Extract only text of a certain font type from a .docx file using Python


I want to extract all text of type 'Arial' from my .docx file. This is currently what I have but it's not producing any output (most of the text in the document is of type 'Arial').

from docx import *

document = Document('word.docx')
for paragraph in document.paragraphs:
    for run in paragraph.runs:
        if run.style == "Arial":
            print(run.text)

Solution

  • Style is distinct from font in documents. Style in word means the application of a named style (like 'heading'). Sadly most people don't use styles, but just grab a region of text and change the font.

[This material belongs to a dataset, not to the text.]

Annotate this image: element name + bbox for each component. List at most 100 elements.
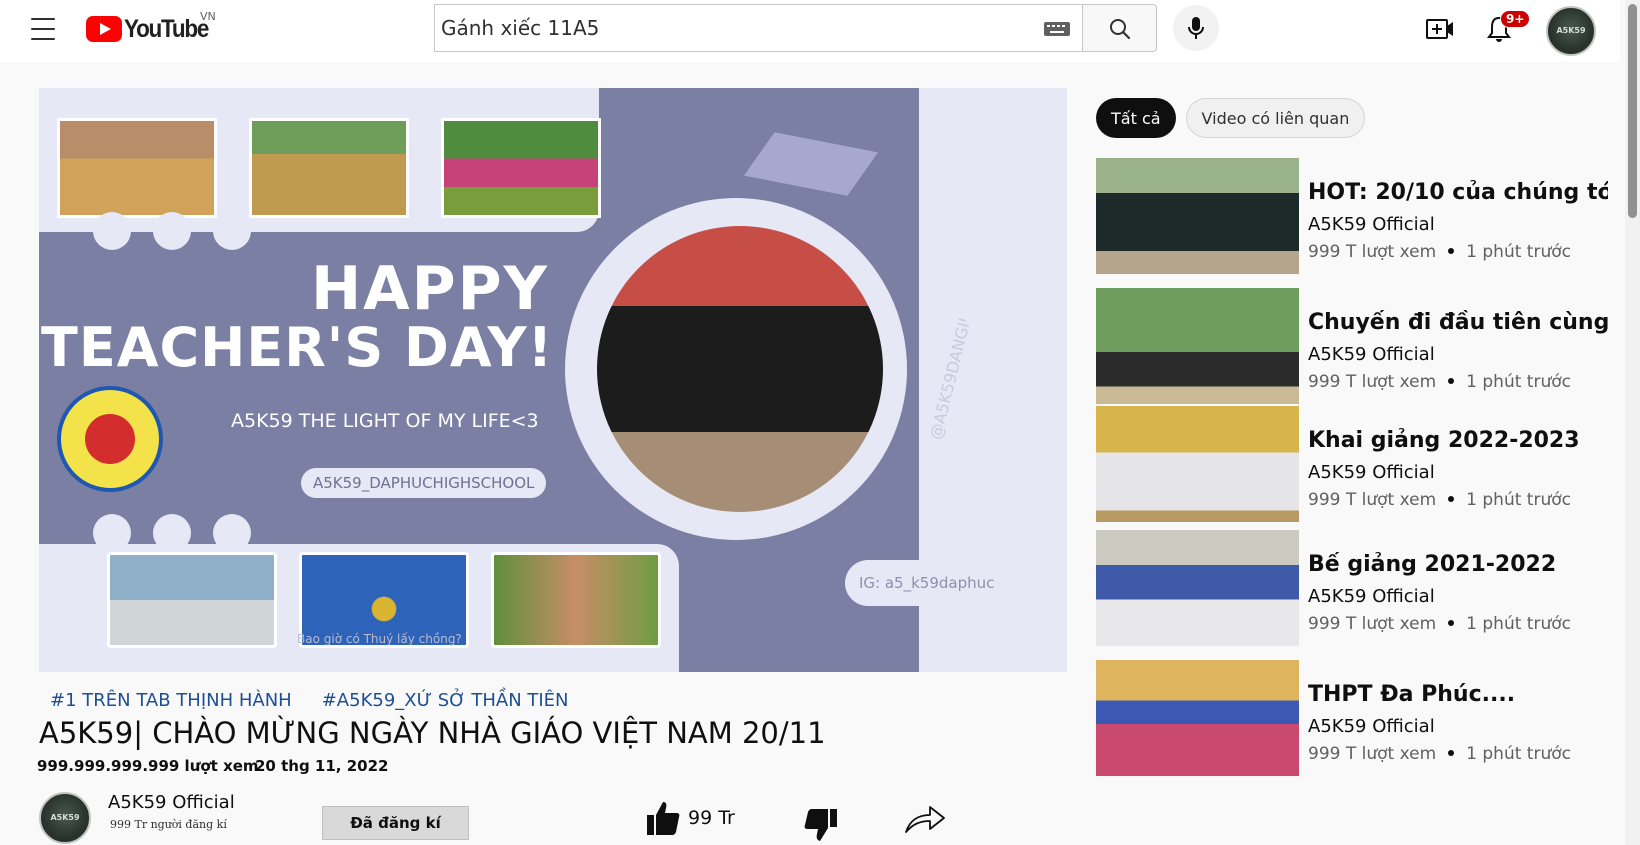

    From a bit of digging with a test document, it seems that the font attribute is what you are looking for. For a document like this:

    Default Font.
    
    Arial Font.
    
    Default Arial Default Courier.
    

    I can find the non-default font sections:

    >>> from docx import Document
    >>> from itertools import chain
    
    >>> doc = Document("test.docx")
    >>> runs = list(chain.from_iterable(list(p.runs) for p in doc.paragraphs))
    >>> [r.font.name for r in runs]
    [None, None, 'Arial', None, None, 'Arial', None, 'Courier New', None]
    >>> [r.text for r in runs]
    ['Default Font.', '', 'Arial Font.\n', '\n', 'Default ', 'Arial', ' Default ', 'Courier.', '']